Our precedent does not require Underwood to “identify the successful applicant for a position under the McDonnell Douglas prima facie framework;  she is only required to establish that the successful applicant [was] not within her protected class.”  Walker v. Mortham, 158 F.3d 1177, 1193 (11th Cir.1998).   If the record showed that the Commission and Paige hired only males for the positions which Underwood applied, then Underwood would satisfy her burden of proving that a person outside of her protected class was hired.   It is not necessary that Underwood name the individual hired by the Commission and Paige;  it is necessary that Underwood present evidence that the favored applicant was male.

Underwood failed to satisfy this burden.   Although the district court did not base its decision on this ground, the district court explained that Underwood “makes no pretense of naming the successful applicant.”   After reviewing the record, the district court stated that it had “no way of knowing whether the job Underwood sought was filled by a man or a woman, much less who that person was or what his or her qualifications were.”   For that reason, the Commission and Paige argue Underwood failed to establish that the position for which she applied was filled by a person outside her protected class.

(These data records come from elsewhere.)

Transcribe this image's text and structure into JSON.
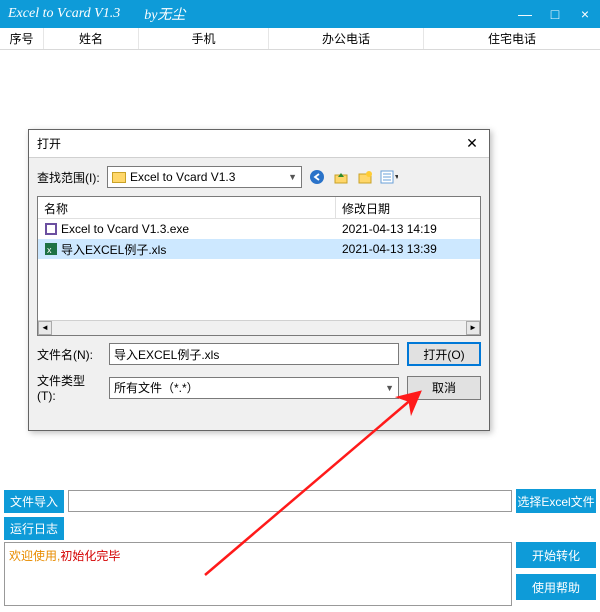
{
  "titlebar": {
    "app_title": "Excel to Vcard V1.3",
    "by": "by无尘"
  },
  "columns": {
    "序号": "序号",
    "姓名": "姓名",
    "手机": "手机",
    "办公电话": "办公电话",
    "住宅电话": "住宅电话"
  },
  "file_import": {
    "label": "文件导入",
    "value": "",
    "select_button": "选择Excel文件"
  },
  "runlog": {
    "label": "运行日志",
    "msg_welcome": "欢迎使用,",
    "msg_init": "初始化完毕"
  },
  "side_buttons": {
    "start": "开始转化",
    "help": "使用帮助"
  },
  "dialog": {
    "title": "打开",
    "lookin_label": "查找范围(I):",
    "lookin_value": "Excel to Vcard V1.3",
    "col_name": "名称",
    "col_date": "修改日期",
    "rows": [
      {
        "name": "Excel to Vcard V1.3.exe",
        "date": "2021-04-13 14:19"
      },
      {
        "name": "导入EXCEL例子.xls",
        "date": "2021-04-13 13:39"
      }
    ],
    "filename_label": "文件名(N):",
    "filename_value": "导入EXCEL例子.xls",
    "filetype_label": "文件类型(T):",
    "filetype_value": "所有文件（*.*）",
    "open_btn": "打开(O)",
    "cancel_btn": "取消"
  }
}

On appeal, Underwood still failed to identify the individual who was hired for the position for which she applied.   Underwood did not discuss this requirement in her brief to this Court, but left us to guess whether there was a position for which she applied and whether that position was filled by a man or woman.   The record reveals that six individuals were hired near the time Underwood's two applications were pending.   One of those individuals was David Dallas, who was hired as a Class A driver, but Underwood conceded, in her deposition, that Dallas was more qualified than her.   Three other individuals, like Dallas, were male-Wright, Stewart, and McKinney-but two individuals were female-Lee and Shepperd.   The only inference about gender and the hiring of a truck driver is that both men and women were hired.   When Underwood failed to identify a position for which she applied and the gender of the person who filled that position, she failed to carry her burden to avail herself of the McDonnell Douglas presumption.   That failure is fatal to her complaint of discrimination.


We affirm the summary judgment entered in favor of the Commission and Paige.